Apparently, the evils that breed in the village of Dapala are not caused by sex workers, they are just a bunch of poor women.

So, what is the cause of the chaos in the village of Kandapala in Bangladesh?

This also starts from the history of Bangladesh, which was colonized by the British since 1757, classified by the British as the next province of the Indian jurisdiction, and divided into east and west by the British in 1904.

Until January 1972, the People's Republic of Bangladesh was officially established, but internal contradictions remained acute.

In 1975, the assassination of the first president, Mujib, was followed by repeated regime changes in Bangladesh, plunging the country into severe internal friction.

Bangladesh prostitute village: 3,000 people a day, young girls are forced to take medicine to ripen, only 8 yuan at a time

Even after seeing the stagnation of domestic development, the struggle between the political parties in the DPRK still refused to stop, and in just over a decade, the struggle in the political arena intensified, and even serious bloody conflicts broke out.

The death toll for all parties is as high as thousands, unprecedented in any country in the world with a stable regime.

Frequent regime changes have resulted in poor happiness, negative work attitudes, slow economic development and severe poverty in Bangladesh.

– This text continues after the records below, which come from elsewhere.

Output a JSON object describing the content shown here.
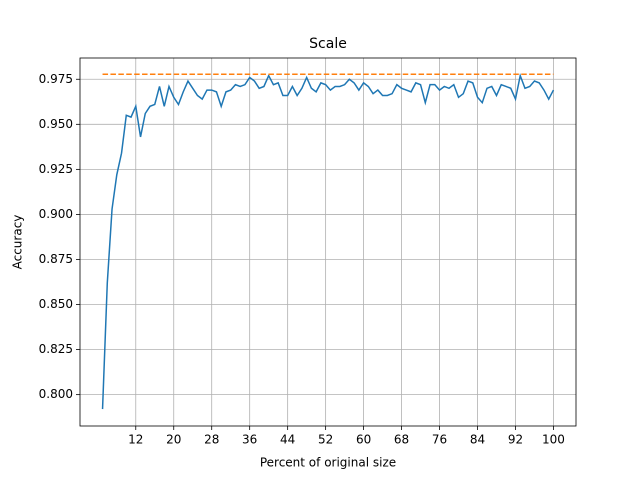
{
  "chart_data": {
    "type": "line",
    "title": "Scale",
    "x_label": "Percent of original size",
    "y_label": "Accuracy",
    "x": [
      5,
      6,
      7,
      8,
      9,
      10,
      11,
      12,
      13,
      14,
      15,
      16,
      17,
      18,
      19,
      20,
      21,
      22,
      23,
      24,
      25,
      26,
      27,
      28,
      29,
      30,
      31,
      32,
      33,
      34,
      35,
      36,
      37,
      38,
      39,
      40,
      41,
      42,
      43,
      44,
      45,
      46,
      47,
      48,
      49,
      50,
      51,
      52,
      53,
      54,
      55,
      56,
      57,
      58,
      59,
      60,
      61,
      62,
      63,
      64,
      65,
      66,
      67,
      68,
      69,
      70,
      71,
      72,
      73,
      74,
      75,
      76,
      77,
      78,
      79,
      80,
      81,
      82,
      83,
      84,
      85,
      86,
      87,
      88,
      89,
      90,
      91,
      92,
      93,
      94,
      95,
      96,
      97,
      98,
      99,
      100
    ],
    "series": [
      {
        "color": "#1f77b4",
        "style": "solid",
        "values": [
          0.792,
          0.862,
          0.903,
          0.922,
          0.934,
          0.955,
          0.954,
          0.96,
          0.943,
          0.956,
          0.96,
          0.961,
          0.971,
          0.96,
          0.971,
          0.965,
          0.961,
          0.968,
          0.974,
          0.97,
          0.966,
          0.964,
          0.969,
          0.969,
          0.968,
          0.96,
          0.968,
          0.969,
          0.972,
          0.971,
          0.972,
          0.976,
          0.974,
          0.97,
          0.971,
          0.977,
          0.972,
          0.973,
          0.966,
          0.966,
          0.971,
          0.966,
          0.97,
          0.976,
          0.97,
          0.968,
          0.973,
          0.972,
          0.969,
          0.971,
          0.971,
          0.972,
          0.975,
          0.973,
          0.969,
          0.973,
          0.971,
          0.967,
          0.969,
          0.966,
          0.966,
          0.967,
          0.972,
          0.97,
          0.969,
          0.968,
          0.973,
          0.972,
          0.962,
          0.972,
          0.972,
          0.969,
          0.971,
          0.97,
          0.972,
          0.965,
          0.967,
          0.974,
          0.973,
          0.965,
          0.962,
          0.97,
          0.971,
          0.966,
          0.972,
          0.971,
          0.97,
          0.964,
          0.977,
          0.97,
          0.971,
          0.974,
          0.973,
          0.969,
          0.964,
          0.969
        ]
      },
      {
        "color": "#ff7f0e",
        "style": "dashed",
        "x": [
          5,
          100
        ],
        "values": [
          0.9778,
          0.9778
        ]
      }
    ],
    "xlim": [
      0.25,
      104.75
    ],
    "xticks": [
      12,
      20,
      28,
      36,
      44,
      52,
      60,
      68,
      76,
      84,
      92,
      100
    ],
    "ylim": [
      0.7826,
      0.9868
    ],
    "yticks": [
      {
        "value": 0.8,
        "label": "0.800"
      },
      0.825,
      {
        "value": 0.85,
        "label": "0.850"
      },
      0.875,
      {
        "value": 0.9,
        "label": "0.900"
      },
      0.925,
      {
        "value": 0.95,
        "label": "0.950"
      },
      0.975
    ],
    "grid": true
  }
}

It is only in recent years that Bangladesh's economy has begun to grow rapidly.

However, Bangladesh is still defined by the United Nations as "one of the least developed countries in the world", with a single economic and industrial structure, and the country's economic income mainly depends on agriculture.

With 160 million people packed with 177,500 square kilometers, inadequate infrastructure, a backward education system, and an extreme poverty in the country, women are severely short of jobs and dependent on men, and "brothel villages" like Kandapala have proliferated.

epilogue

Bangladesh has a huge number of "legal prostitutes", because the sex trade can create wealth for the government, and the overly poor Bangladeshi government has no concern for protecting women's human rights, and is determined to exchange these poor women for state taxes.

However, the use of the sex trade to develop the economy was by no means an excuse for violating women's legal rights, the people were not data to create wealth for the Government, and Bangladesh's recognition of the "legality of the sex trade" but not the protection of women's human rights must be strongly condemned.

The Government of Bangladesh should find more rational ways to develop the country's economy, poverty was not a pretext for condoning coercion and evil, and the authorities should reduce the depletion of national power caused by infighting, promote equality between men and women, no one should be born a prostitute, and everyone should have the right to education.

Bangladesh prostitute village: 3,000 people a day, young girls are forced to take medicine to ripen, only 8 yuan at a time

In addition to the need for economic reform, the backwardness of thinking should also change, and prostitutes should be guaranteed to live under the sun.

The 21st century is a century of continuous development, and we have reason to believe that with the economic development of Bangladesh, gradually eradicating poverty and driving more jobs, the "Kampala Village" will surely disappear in the near future.